Мы легли спать сразу после полуночи. Кэрол нервничала. Я знал, что она прислушивается к звукам с чердака.
— Я не хочу спать одна, — призналась она.
— Все будет хорошо, — успокоил я ее, сам не чувствуя особой уверенности. — Мы в другом конце коридора — тебе нужно только крикнуть, если я тебе понадоблюсь.
Она нервно улыбнулась и открыла дверь своей спальни, сразу же включив свет.
— Иди, — сказала она. — Со мной все будет в порядке. Но я бы хотела, чтобы уже наступило утро. Я загляну к Джессике перед тем, как почистить зубы. Наверное, возьму ее с собой спать.
Она поцеловала меня в щеку и ушла в комнату своей дочери. Я открыл дверь нашей спальни и вошел внутрь. Лора оставила включенным ночник. Она зашевелилась, когда я вошел. Я с облегчением увидел, что в кровати действительно Лора, а не… не кто-то другой.
Не прошло и минуты, как дверь без предупреждения распахнулась, и в комнату влетела Кэрол в крайне расстроенных чувствах.
— Джессика! — кричала она. — Она пропала.
— Что! Ты уверена?
— Конечно, я уверена! Ее нет в ее комнате, ее нет в моей комнате.
Лора неразборчиво пробормотала с кровати:
— Что происходит? Что-то случилось? — Она с трудом поднялась, все еще полусонная.
— Ничего, дорогая, — сказал я. — Спи.
— Кэрол? Это ты? — Теперь она окончательно проснулась. В ее глазах мелькнул страх.
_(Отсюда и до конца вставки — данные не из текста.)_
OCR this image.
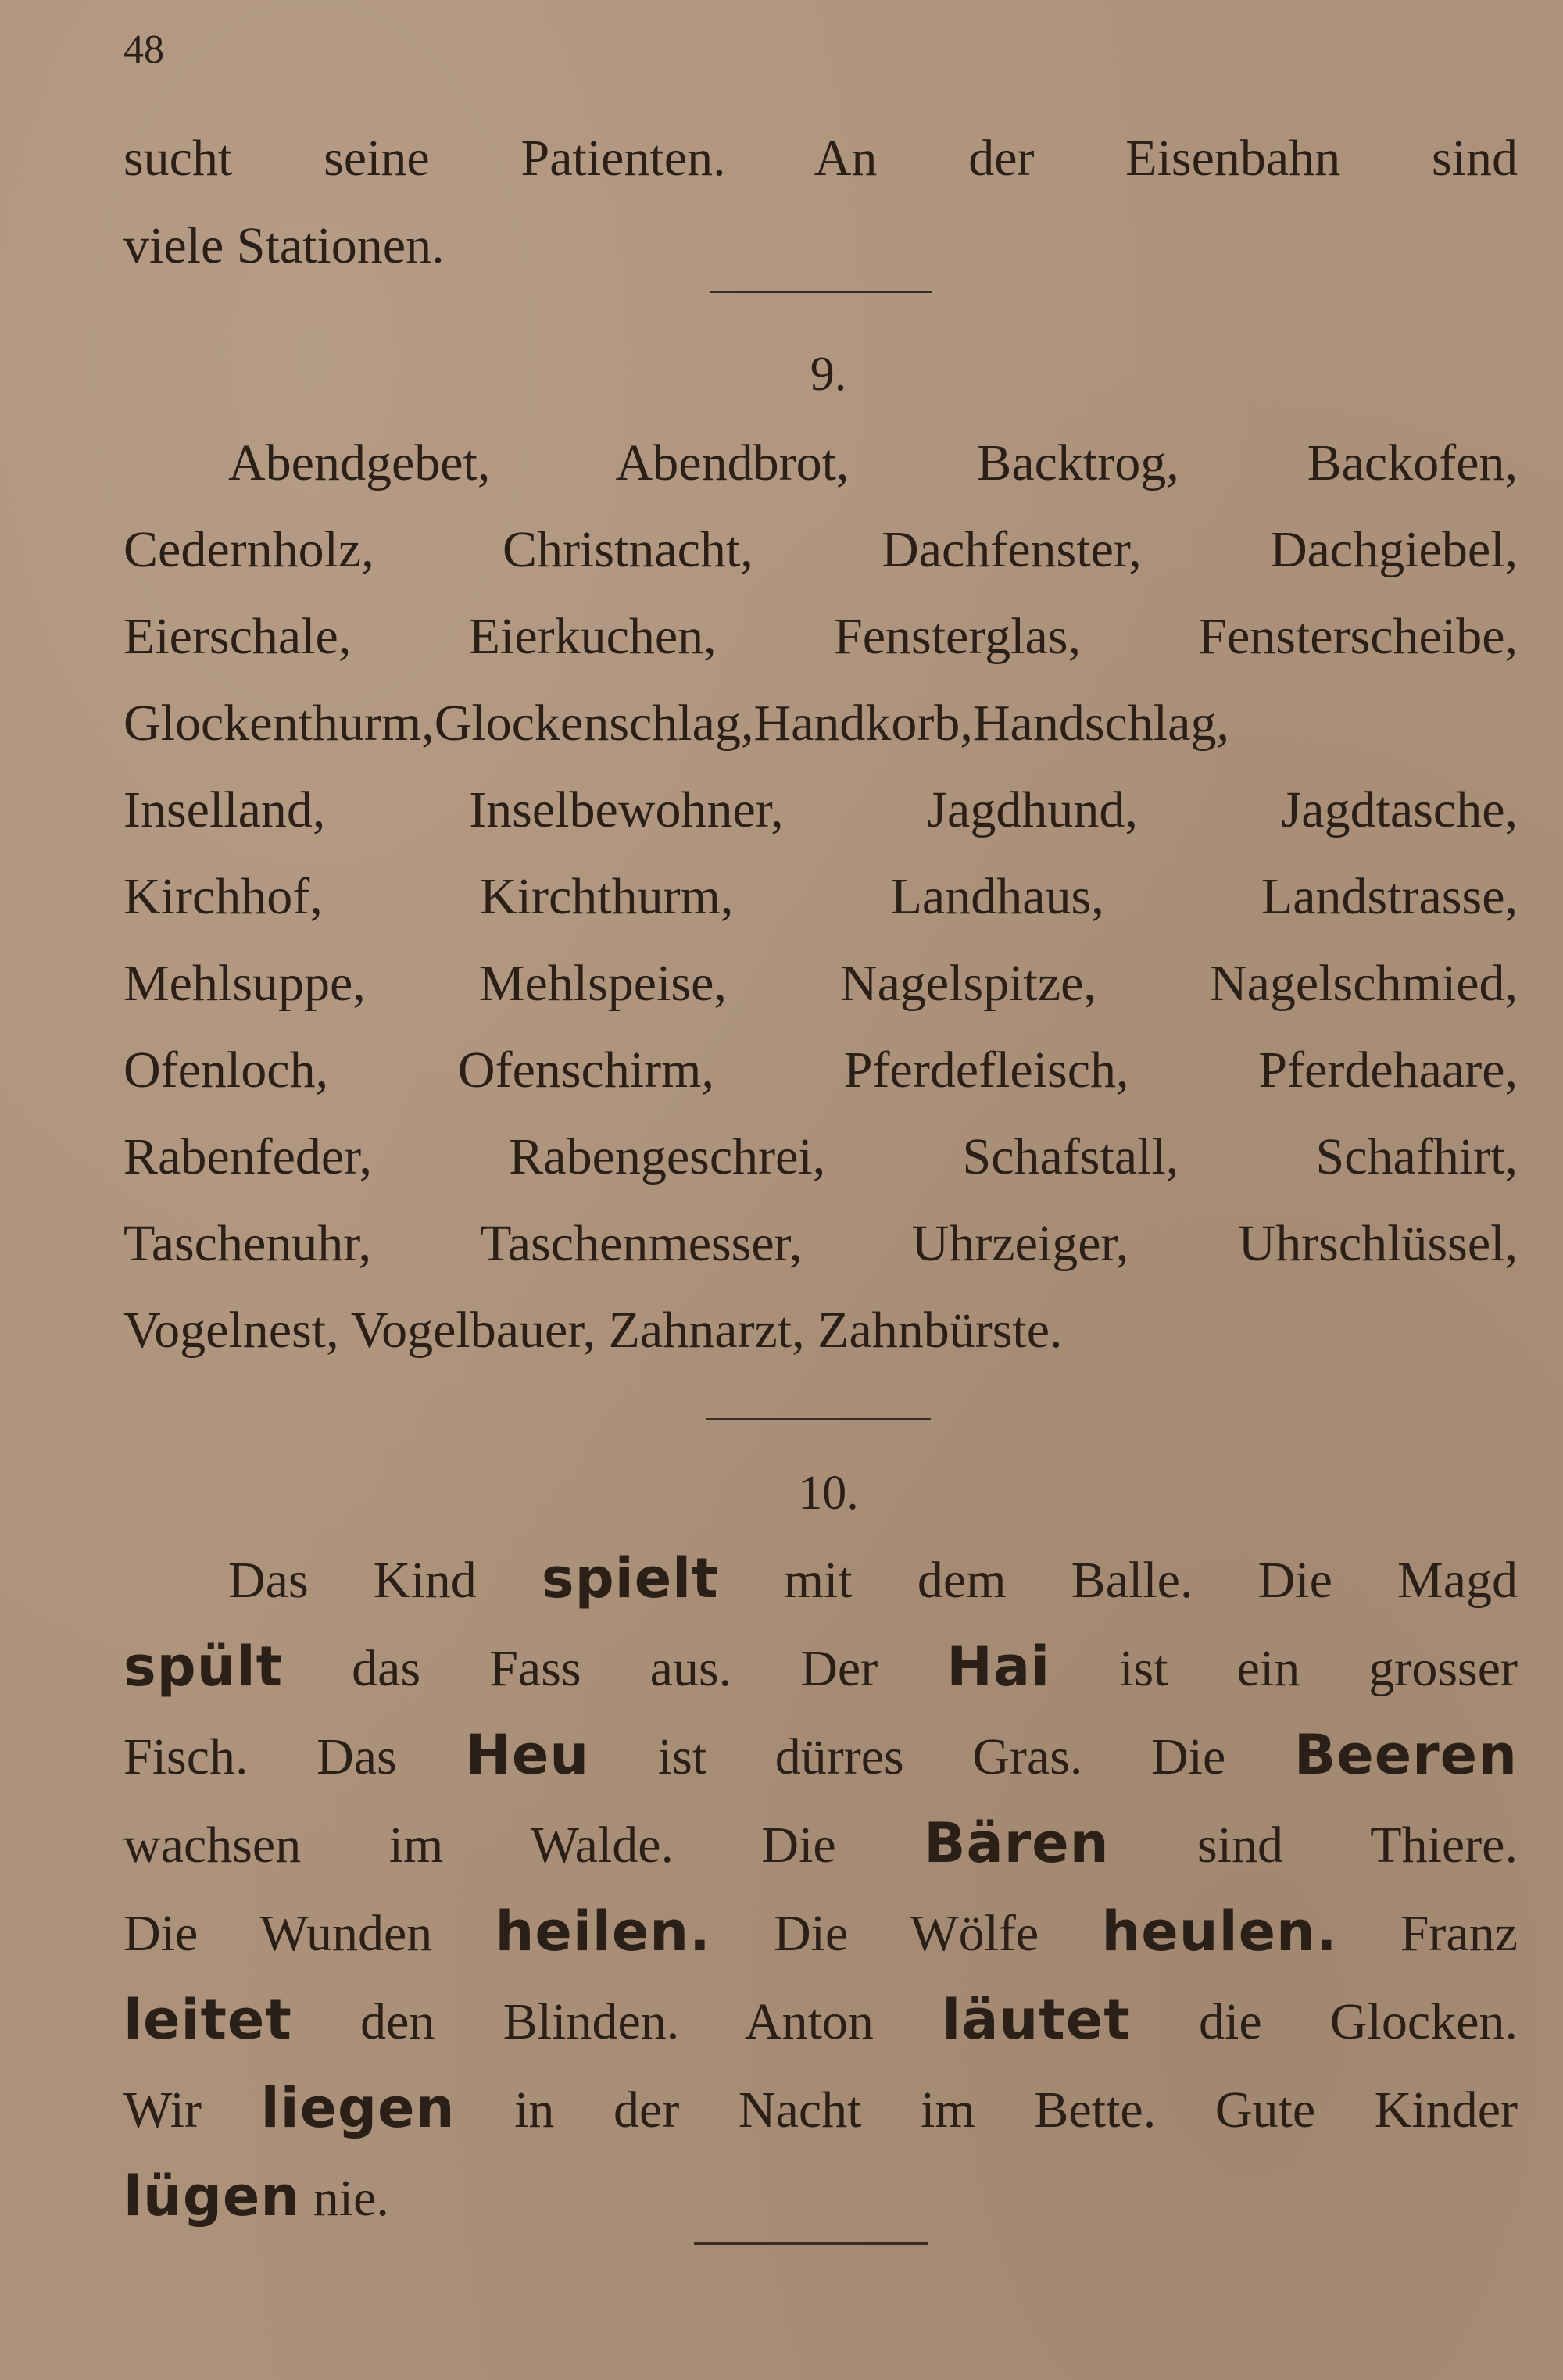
48
sucht seine Patienten. An der Eisenbahn sind
viele Stationen.
9.
Abendgebet, Abendbrot, Backtrog, Backofen,
Cedernholz, Christnacht, Dachfenster, Dachgiebel,
Eierschale, Eierkuchen, Fensterglas, Fensterscheibe,
Glockenthurm,Glockenschlag,Handkorb,Handschlag,
Inselland, Inselbewohner, Jagdhund, Jagdtasche,
Kirchhof, Kirchthurm, Landhaus, Landstrasse,
Mehlsuppe, Mehlspeise, Nagelspitze, Nagelschmied,
Ofenloch, Ofenschirm, Pferdefleisch, Pferdehaare,
Rabenfeder, Rabengeschrei, Schafstall, Schafhirt,
Taschenuhr, Taschenmesser, Uhrzeiger, Uhrschlüssel,
Vogelnest, Vogelbauer, Zahnarzt, Zahnbürste.
10.
Das Kind spielt mit dem Balle. Die Magd
spült das Fass aus. Der Hai ist ein grosser
Fisch. Das Heu ist dürres Gras. Die Beeren
wachsen im Walde. Die Bären sind Thiere.
Die Wunden heilen. Die Wölfe heulen. Franz
leitet den Blinden. Anton läutet die Glocken.
Wir liegen in der Nacht im Bette. Gute Kinder
lügen nie.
— Да, Лора. Джессика пропала.
Я оставил их вместе и отправился на поиски племянницы. Она не может быть далеко, рассудил я. Но мое сердце бешено колотилось, и я почувствовал, как страх заползает в желудок. Нахлынули воспоминания о тех первых ужасных минутах в «Хэмлис», когда я поняла, что Наоми действительно исчезла.
Кэрол и Лора присоединились ко мне, и мы вместе осторожно обошли все комнаты на верхнем этаже. Я надеялся, что она могла зайти в комнату Наоми, чтобы поиграть с ее игрушками, но там никого не оказалось, и не нашлось никаких признаков того, что недавно что-то потревожили.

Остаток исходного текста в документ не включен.